Sonia: Let Games finish,guilty won’t be spared

Breaking her silence on the controversies surrounding the preparations for the Commonwealth Games (CWG),Congress president Sonia Gandhi...

Written by Express News Service | New Delhi | Published:August 20, 2010 2:37 am

Breaking her silence on the controversies surrounding the preparations for the Commonwealth Games (CWG),Congress president Sonia Gandhi today reminded people of the “prestige of the nation” and urged them to ensure the success of the Games. She maintained that allegations of malpractices would be looked into after the Games and anyone found involved would not be spared.

Addressing a meeting of the Congress Parliamentary Party general body,Gandhi also touched upon the row over the Bhopal gas leak disaster case although she refrained from addressing the central issue regarding the role of then Congress governments at the Centre and in Madhya Pradesh in the release of Union Carbide chief Warren Anderson.

“On the Bhopal gas tragedy,I am the first to acknowledge that there have been inadequacies in how successive governments have dealt with this calamity. But we cannot remain prisoners of the past. We must look ahead and answer the question,what can we do now,rather than what could we have done in the past,” Gandhi said,adding that the Group of Ministers had prepared a detailed agenda for action. “Not a single victim should be denied justice. Equally important is the necessity to put systems in place that will ensure no Bhopal-type man-made catastrophe repeats itself.”

On the Games,she said this was the time for “all of us to come together” and ensure its success. “The success of the Games is that of our country,not of any party or of any individual. The Prime Minister has himself intervened decisively. The prestige of the nation is involved. Let us not forget this even as we take steps to ensure accountability.

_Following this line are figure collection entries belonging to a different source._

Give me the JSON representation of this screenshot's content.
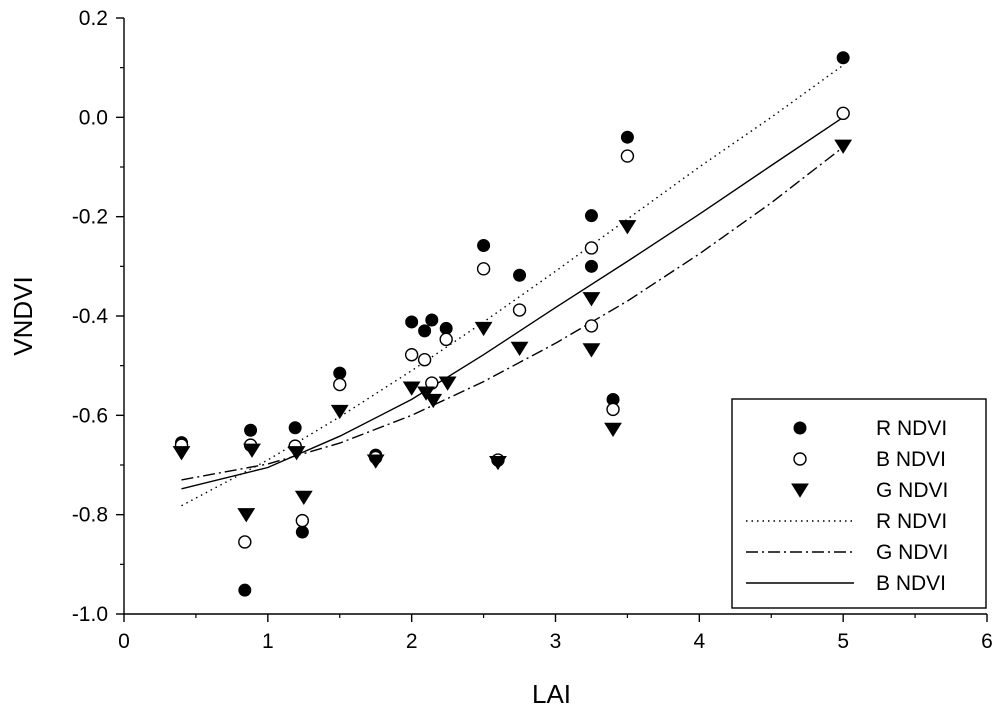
{
  "chart_data": {
    "type": "scatter",
    "xlabel": "LAI",
    "ylabel": "VNDVI",
    "xlim": [
      0,
      6
    ],
    "ylim": [
      -1.0,
      0.2
    ],
    "xticks": [
      "0",
      "1",
      "2",
      "3",
      "4",
      "5",
      "6"
    ],
    "yticks": [
      "-1.0",
      "-0.8",
      "-0.6",
      "-0.4",
      "-0.2",
      "0.0",
      "0.2"
    ],
    "grid": false,
    "legend_position": "bottom-right",
    "series": [
      {
        "name": "R NDVI",
        "marker": "filled-circle",
        "color": "#000000",
        "x": [
          0.4,
          0.84,
          0.88,
          1.19,
          1.24,
          1.5,
          1.75,
          2.0,
          2.09,
          2.14,
          2.24,
          2.5,
          2.75,
          2.6,
          3.25,
          3.25,
          3.4,
          3.5,
          5.0
        ],
        "y": [
          -0.655,
          -0.952,
          -0.63,
          -0.625,
          -0.835,
          -0.515,
          -0.68,
          -0.412,
          -0.43,
          -0.408,
          -0.425,
          -0.258,
          -0.318,
          -0.69,
          -0.198,
          -0.3,
          -0.568,
          -0.04,
          0.12
        ]
      },
      {
        "name": "B NDVI",
        "marker": "open-circle",
        "color": "#000000",
        "x": [
          0.4,
          0.84,
          0.88,
          1.19,
          1.24,
          1.5,
          1.75,
          2.0,
          2.09,
          2.14,
          2.24,
          2.5,
          2.75,
          2.6,
          3.25,
          3.25,
          3.4,
          3.5,
          5.0
        ],
        "y": [
          -0.66,
          -0.855,
          -0.66,
          -0.662,
          -0.812,
          -0.538,
          -0.685,
          -0.478,
          -0.488,
          -0.535,
          -0.447,
          -0.305,
          -0.388,
          -0.69,
          -0.263,
          -0.42,
          -0.588,
          -0.078,
          0.008
        ]
      },
      {
        "name": "G NDVI",
        "marker": "filled-triangle-down",
        "color": "#000000",
        "x": [
          0.4,
          0.85,
          0.89,
          1.2,
          1.25,
          1.5,
          1.75,
          2.0,
          2.1,
          2.15,
          2.25,
          2.5,
          2.75,
          2.6,
          3.25,
          3.25,
          3.4,
          3.5,
          5.0
        ],
        "y": [
          -0.675,
          -0.8,
          -0.67,
          -0.675,
          -0.765,
          -0.592,
          -0.692,
          -0.545,
          -0.555,
          -0.57,
          -0.535,
          -0.425,
          -0.465,
          -0.695,
          -0.365,
          -0.468,
          -0.628,
          -0.22,
          -0.058
        ]
      }
    ],
    "fit_lines": [
      {
        "name": "R NDVI",
        "style": "dotted",
        "x": [
          0.4,
          1.0,
          1.5,
          2.0,
          2.5,
          3.0,
          3.5,
          4.0,
          4.5,
          5.0
        ],
        "y": [
          -0.782,
          -0.69,
          -0.603,
          -0.51,
          -0.412,
          -0.31,
          -0.205,
          -0.1,
          0.0,
          0.105
        ]
      },
      {
        "name": "G NDVI",
        "style": "dash-dot",
        "x": [
          0.4,
          1.0,
          1.5,
          2.0,
          2.5,
          3.0,
          3.5,
          4.0,
          4.5,
          5.0
        ],
        "y": [
          -0.73,
          -0.698,
          -0.656,
          -0.6,
          -0.532,
          -0.455,
          -0.37,
          -0.275,
          -0.172,
          -0.06
        ]
      },
      {
        "name": "B NDVI",
        "style": "solid",
        "x": [
          0.4,
          1.0,
          1.5,
          2.0,
          2.5,
          3.0,
          3.5,
          4.0,
          4.5,
          5.0
        ],
        "y": [
          -0.748,
          -0.705,
          -0.642,
          -0.568,
          -0.478,
          -0.383,
          -0.29,
          -0.195,
          -0.097,
          0.0
        ]
      }
    ],
    "legend": {
      "entries": [
        {
          "label": "R NDVI",
          "symbol": "filled-circle"
        },
        {
          "label": "B NDVI",
          "symbol": "open-circle"
        },
        {
          "label": "G NDVI",
          "symbol": "filled-triangle-down"
        },
        {
          "label": "R NDVI",
          "symbol": "dotted"
        },
        {
          "label": "G NDVI",
          "symbol": "dash-dot"
        },
        {
          "label": "B NDVI",
          "symbol": "solid"
        }
      ]
    }
  }
}
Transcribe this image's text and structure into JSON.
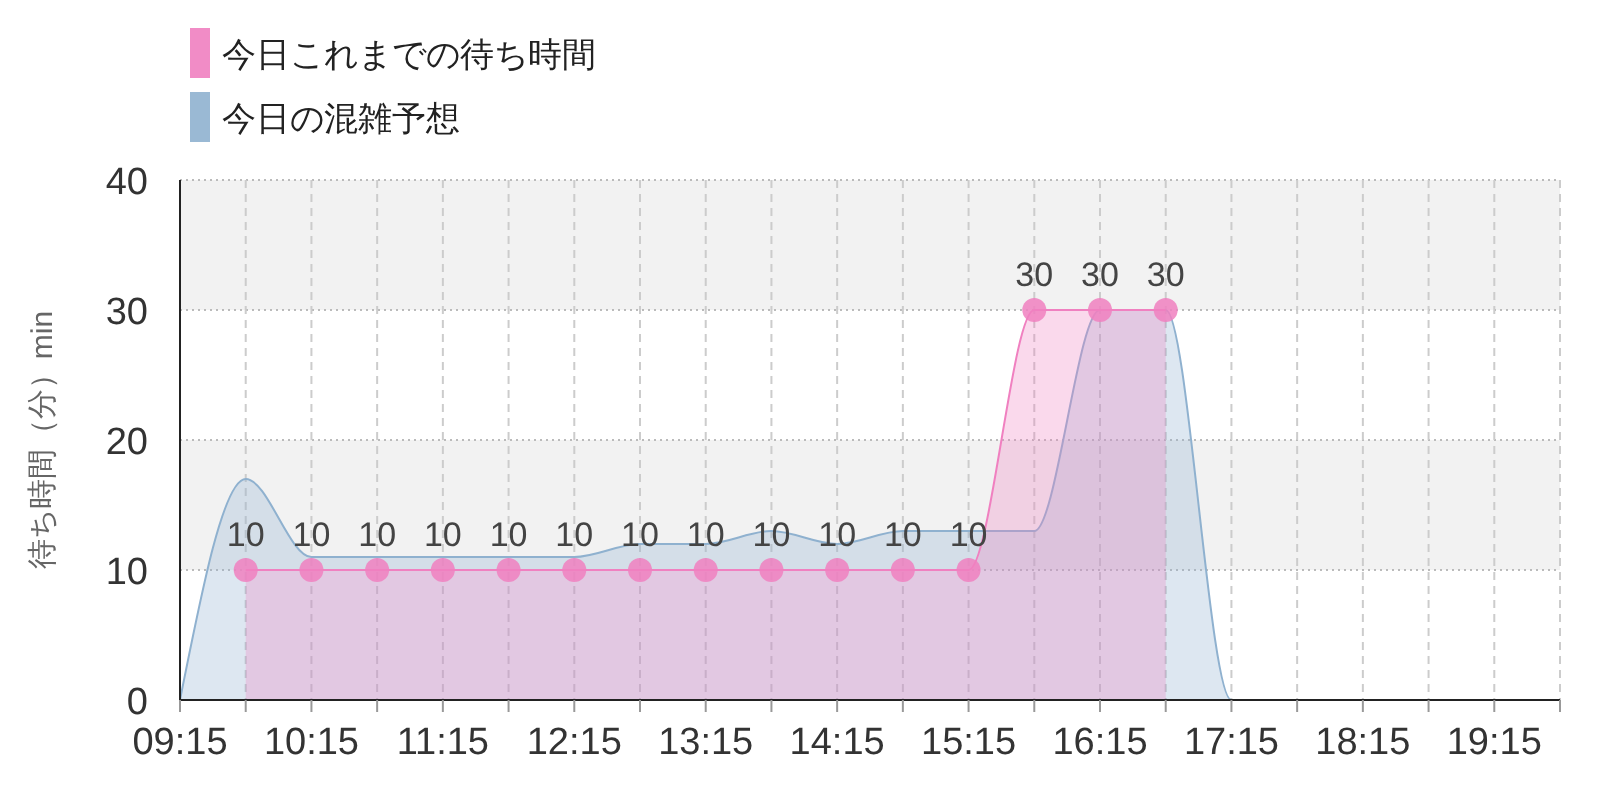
{
  "chart_data": {
    "type": "area",
    "ylabel": "待ち時間（分）min",
    "xlim": [
      9.25,
      19.75
    ],
    "xticks": [
      {
        "value": 9.25,
        "label": "09:15"
      },
      {
        "value": 9.75,
        "label": null
      },
      {
        "value": 10.25,
        "label": "10:15"
      },
      {
        "value": 10.75,
        "label": null
      },
      {
        "value": 11.25,
        "label": "11:15"
      },
      {
        "value": 11.75,
        "label": null
      },
      {
        "value": 12.25,
        "label": "12:15"
      },
      {
        "value": 12.75,
        "label": null
      },
      {
        "value": 13.25,
        "label": "13:15"
      },
      {
        "value": 13.75,
        "label": null
      },
      {
        "value": 14.25,
        "label": "14:15"
      },
      {
        "value": 14.75,
        "label": null
      },
      {
        "value": 15.25,
        "label": "15:15"
      },
      {
        "value": 15.75,
        "label": null
      },
      {
        "value": 16.25,
        "label": "16:15"
      },
      {
        "value": 16.75,
        "label": null
      },
      {
        "value": 17.25,
        "label": "17:15"
      },
      {
        "value": 17.75,
        "label": null
      },
      {
        "value": 18.25,
        "label": "18:15"
      },
      {
        "value": 18.75,
        "label": null
      },
      {
        "value": 19.25,
        "label": "19:15"
      },
      {
        "value": 19.75,
        "label": null
      }
    ],
    "ylim": [
      0,
      40
    ],
    "yticks": [
      0,
      10,
      20,
      30,
      40
    ],
    "grid": true,
    "legend": "top left",
    "series": [
      {
        "name": "今日の混雑予想",
        "color": "#8fb1cf",
        "marker": "none",
        "x": [
          9.25,
          9.75,
          10.25,
          10.75,
          11.25,
          11.75,
          12.25,
          12.75,
          13.25,
          13.75,
          14.25,
          14.75,
          15.25,
          15.75,
          16.25,
          16.75,
          17.25,
          17.75,
          18.25,
          18.75,
          19.25,
          19.75
        ],
        "values": [
          0,
          17,
          11,
          11,
          11,
          11,
          11,
          12,
          12,
          13,
          12,
          13,
          13,
          13,
          30,
          30,
          0,
          0,
          0,
          0,
          0,
          0
        ]
      },
      {
        "name": "今日これまでの待ち時間",
        "color": "#f080c0",
        "marker": "circle",
        "x": [
          9.75,
          10.25,
          10.75,
          11.25,
          11.75,
          12.25,
          12.75,
          13.25,
          13.75,
          14.25,
          14.75,
          15.25,
          15.75,
          16.25,
          16.75
        ],
        "values": [
          10,
          10,
          10,
          10,
          10,
          10,
          10,
          10,
          10,
          10,
          10,
          10,
          30,
          30,
          30
        ],
        "value_labels": [
          "10",
          "10",
          "10",
          "10",
          "10",
          "10",
          "10",
          "10",
          "10",
          "10",
          "10",
          "10",
          "30",
          "30",
          "30"
        ]
      }
    ]
  }
}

I trust that as soon as the Games are over,the government will look into allegations of malpractice and spare no one found to be involved in them,” she said.

Backing the Prime Minister’s “blueprint for reconciliation and reconstruction” in Kashmir stemming from a desire to engage the people of the state,Gandhi said she was anguished by what was happening there and it was a “call to our collective conscience”. She said that reaching out to the people of the state,particularly the youth,was the need of the hour.

“A whole generation has grown up under the shadow of brutality and conflict. The anger and pain that is manifesting itself,especially among the young,needs to be addressed. They are our very own and their suffering is ours. Dialogue and mutual understanding are the key to ending the cycle of violence and tragic killings. Our security forces have a difficult task to discharge,” she said.

Terming the emergence of illegal mining as the “most serious menace” in a number of states with profound political,economic and social implications,the Congress chief said the government was taking a number of initiatives like the setting up of a commission of inquiry and a mining regulatory authority.

What is most worrying,she said,is the high degree of convergence between areas that are mineral and forest-rich and areas that are arenas for tribal deprivation and left-wing extremist violence.

“Protecting the rights of the tribals and ensuring their livelihood are central to bringing about an end to their exploitation and sense of alienation. Dealing with the Naxalite challenge,which the Prime Minister has described as our single biggest internal security challenge,will call for fundamental innovations in the manner in which our mineral resources are exploited and our forests are managed,” Gandhi said.